Our everyday lives and those of the people around us are changing as the world changes. However, the workplace hasn’t necessarily kept pace.
Employees are squeezed between demands outside work and the rigid structures within the office. And it is in the interests of the business to provide greater flexibility where appropriate. As well as meeting legal obligations, flexible work arrangements may help employers attract and retain employees, who can be productive while still being able to meet responsibilities outside of work.
Workplace flexibility means taking a different approach to traditional ways of working. Flexible work practices are those which vary from the traditional Monday to Friday, nine to five work pattern. Introducing workplace flexibility may involve job redesign, changes in hours of work, or changes in patterns or location of work.
Despite advances, workforce participation rates still aren’t as high as they could be, especially for women, young people, parents and people with disability. It is time for workplaces to do more to counter this trend.

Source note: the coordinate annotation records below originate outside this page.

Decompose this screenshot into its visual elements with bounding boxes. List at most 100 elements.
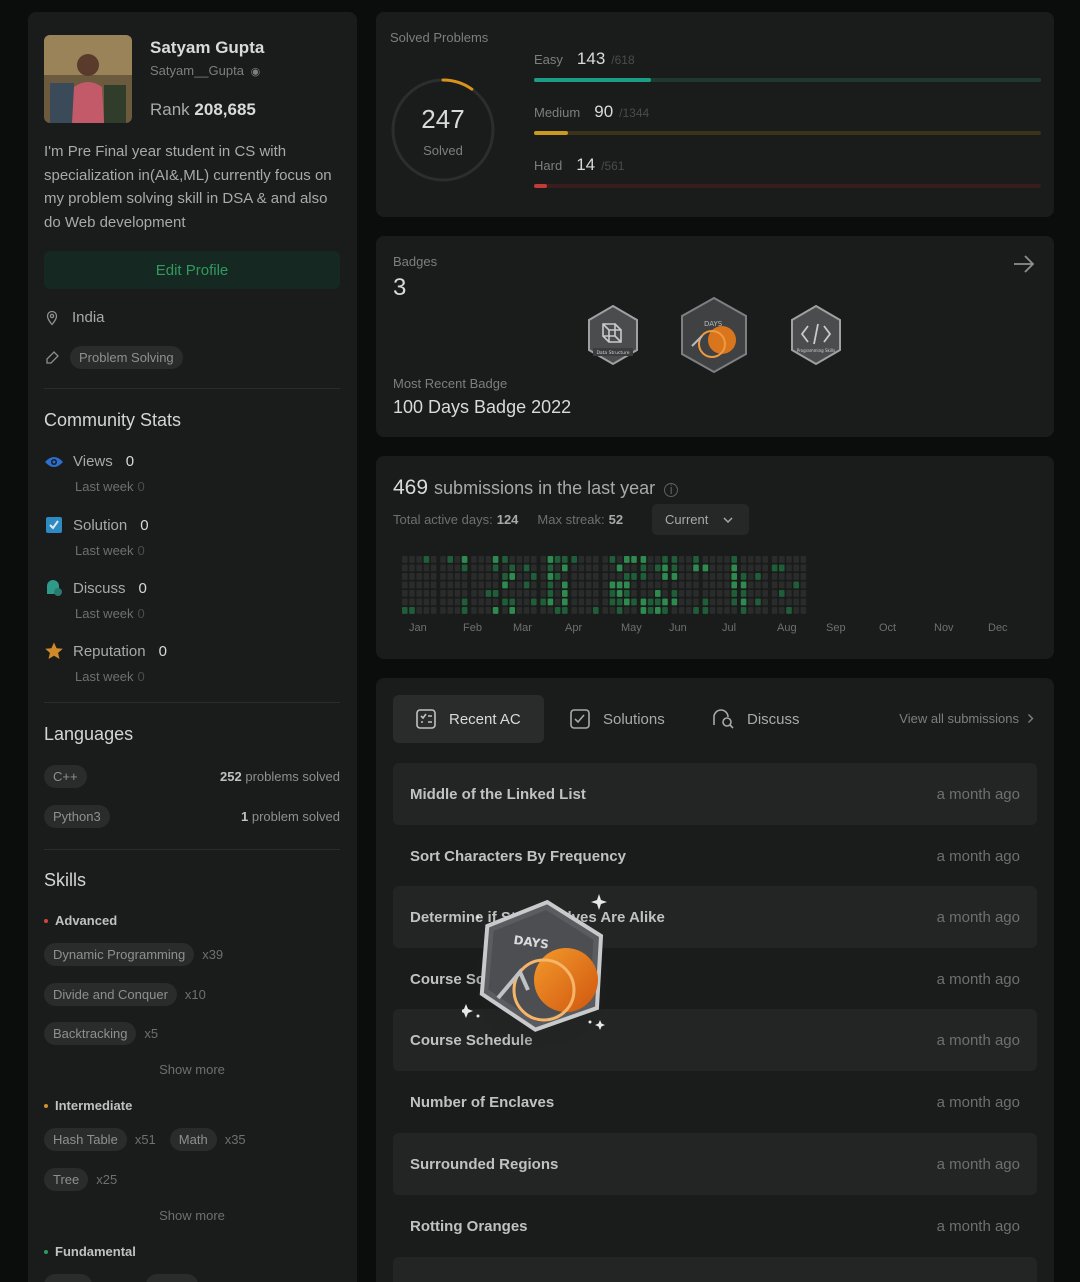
heatmap-cell: [748, 564, 754, 572]
year-select[interactable]: Current: [652, 504, 749, 535]
programming-skills-badge-icon[interactable]: Programming Skills: [788, 304, 844, 371]
heatmap-cell: [793, 590, 799, 597]
stat-sub-value: 0: [137, 606, 145, 621]
heatmap-cell: [523, 590, 530, 597]
heatmap-cell: [578, 564, 585, 572]
heatmap-cell: [492, 607, 499, 614]
heatmap-cell: [786, 581, 792, 589]
submission-row[interactable]: Rotting Oranges a month ago: [393, 1195, 1037, 1257]
submissions-card: 469 submissions in the last year i Total…: [376, 456, 1054, 659]
heatmap-cell: [793, 598, 799, 606]
heatmap-cell: [554, 590, 561, 597]
skill-pill[interactable]: Hash Table: [44, 1128, 127, 1151]
submission-row[interactable]: [393, 1257, 1037, 1282]
heatmap-cell: [416, 590, 422, 597]
heatmap-cell: [593, 590, 599, 597]
difficulty-total: /1344: [619, 106, 650, 120]
info-icon[interactable]: i: [664, 482, 679, 497]
skill-pill[interactable]: [44, 1274, 92, 1282]
tab-solutions[interactable]: Solutions: [547, 695, 687, 743]
heatmap-cell: [671, 590, 678, 597]
level-label: Fundamental: [55, 1244, 136, 1259]
heatmap-cell: [585, 573, 592, 580]
heatmap-cell: [779, 556, 785, 563]
heatmap-cell: [779, 573, 785, 580]
heatmap-cell: [724, 607, 730, 614]
tab-recent-ac[interactable]: Recent AC: [393, 695, 544, 743]
heatmap-cell: [416, 607, 422, 614]
progress-fill: [534, 78, 651, 82]
edit-profile-button[interactable]: Edit Profile: [44, 251, 340, 289]
submission-row[interactable]: Surrounded Regions a month ago: [393, 1133, 1037, 1195]
heatmap-cell: [461, 581, 468, 589]
stat-sub-value: 0: [137, 543, 145, 558]
avatar[interactable]: [44, 35, 132, 123]
heatmap-cell: [409, 581, 415, 589]
heatmap-cell: [523, 564, 530, 572]
heatmap-cell: [423, 598, 430, 606]
skill-pill[interactable]: Tree: [44, 1168, 89, 1191]
submission-time: a month ago: [936, 970, 1020, 988]
skill-pill[interactable]: Dynamic Programming: [44, 943, 195, 966]
heatmap-cell: [540, 573, 546, 580]
tag-pill[interactable]: Problem Solving: [70, 346, 183, 369]
heatmap-cell: [640, 581, 647, 589]
skill-pill[interactable]: Divide and Conquer: [44, 983, 177, 1006]
language-pill[interactable]: Python3: [44, 805, 110, 828]
skill-pill[interactable]: Math: [169, 1128, 217, 1151]
language-count: 252: [220, 769, 242, 784]
heatmap-cell: [686, 590, 692, 597]
heatmap-cell: [702, 590, 709, 597]
heatmap-cell: [702, 607, 709, 614]
heatmap-cell: [609, 573, 616, 580]
skill-pill[interactable]: Backtracking: [44, 1022, 137, 1045]
heatmap-cell: [461, 590, 468, 597]
heatmap-cell: [678, 556, 685, 563]
heatmap-cell: [571, 607, 577, 614]
heatmap-cell: [762, 573, 768, 580]
heatmap-cell: [531, 598, 537, 606]
heatmap-cell: [423, 573, 430, 580]
days-badge-icon[interactable]: DAYS: [678, 296, 750, 381]
difficulty-label: Hard: [534, 158, 563, 173]
show-more-link[interactable]: Show more: [44, 1062, 340, 1077]
heatmap-cell: [430, 556, 437, 563]
language-pill[interactable]: C++: [44, 765, 87, 788]
view-all-submissions-link[interactable]: View all submissions: [899, 711, 1034, 726]
location-pin-icon: [46, 310, 58, 325]
submission-time: a month ago: [936, 1031, 1020, 1049]
heatmap-cell: [624, 564, 630, 572]
heatmap-cell: [585, 607, 592, 614]
heatmap-cell: [762, 607, 768, 614]
heatmap-cell: [485, 564, 492, 572]
show-more-link[interactable]: Show more: [44, 1208, 340, 1223]
heatmap-cell: [430, 590, 437, 597]
heatmap-cell: [509, 598, 515, 606]
level-dot: [44, 1249, 48, 1254]
tab-discuss[interactable]: Discuss: [689, 695, 822, 743]
arrow-right-icon[interactable]: [1012, 253, 1036, 275]
submission-row[interactable]: Sort Characters By Frequency a month ago: [393, 825, 1037, 887]
stat-value: 0: [125, 453, 135, 470]
month-label: Feb: [463, 622, 482, 634]
solved-problems-card: Solved Problems 247 Solved Easy 143/618 M…: [376, 12, 1054, 217]
days-badge-overlay-icon[interactable]: DAYS: [459, 890, 622, 1055]
submission-time: a month ago: [936, 908, 1020, 926]
heatmap-cell: [631, 581, 637, 589]
data-structure-badge-icon[interactable]: Data Structure: [585, 304, 641, 371]
heatmap-cell: [531, 607, 537, 614]
heatmap-cell: [740, 607, 747, 614]
heatmap-cell: [547, 607, 554, 614]
skill-pill[interactable]: [146, 1274, 198, 1282]
submission-row[interactable]: Number of Enclaves a month ago: [393, 1071, 1037, 1133]
heatmap-cell: [409, 556, 415, 563]
heatmap-cell: [602, 564, 608, 572]
solved-total-label: Solved: [423, 143, 463, 158]
heatmap-cell: [800, 573, 807, 580]
submission-row[interactable]: Middle of the Linked List a month ago: [393, 763, 1037, 825]
heatmap-cell: [454, 598, 461, 606]
most-recent-badge-value: 100 Days Badge 2022: [393, 397, 572, 417]
location-text: India: [72, 309, 105, 326]
difficulty-total: /561: [601, 159, 625, 173]
heatmap-cell: [693, 607, 699, 614]
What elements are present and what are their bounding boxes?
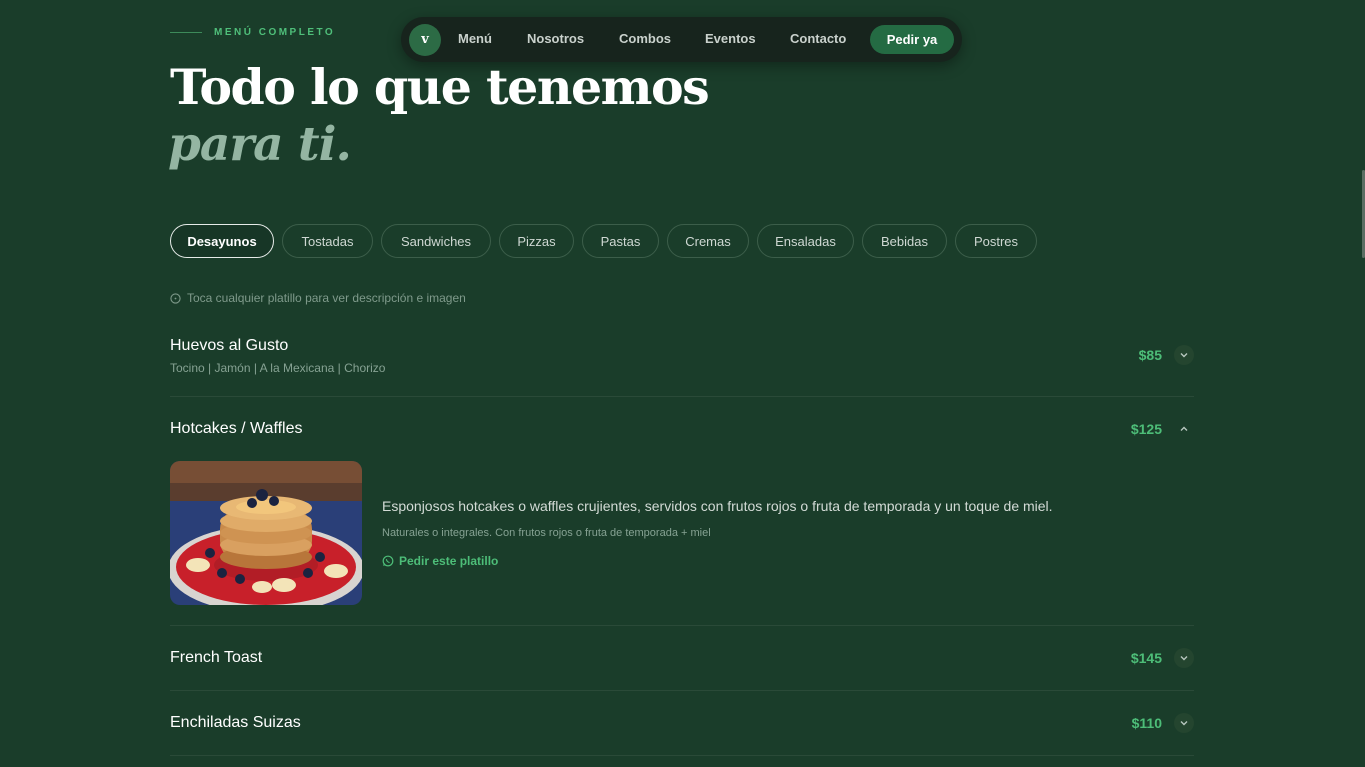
menu-item-price: $110 [1131, 715, 1162, 731]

Eight things you need to know
In 2014-15, there was a 10% jump in number of people reliant on unemployment payments, who have been unable to find a job for more than a year.
With population ageing, the working-age population (aged 15 to 64) will decline from 67% in 2013 to 63% in 2033 and 61% in 2061. This translates in to less working aged people per aged person.
Workforce participation refers to the proportion of the population of people aged 15 years and over who are actively engaged in the workforce.
Workforce participation rates aren’t as high as they could be, especially for women, young people, parents and people with disability.
Women constitute 69.1% of all part-time employees, 35.7% of all full-time employees and 54.7% of all casual employees
Workforce participation rates for Australian women remain lower than some other advanced economies such as Canada and New Zealand.
Today around 66 per cent of women aged 15 to 64 are employed. By 2054–55, female employment is projected to increase to around 70 per cent.
According to Forbes, successful 21st Century workplaces recognise that employees are now the most valuable assets in an organisation. To attract and retain the best, companies need to provide their employees with a culture and environment that inspires them to be their best.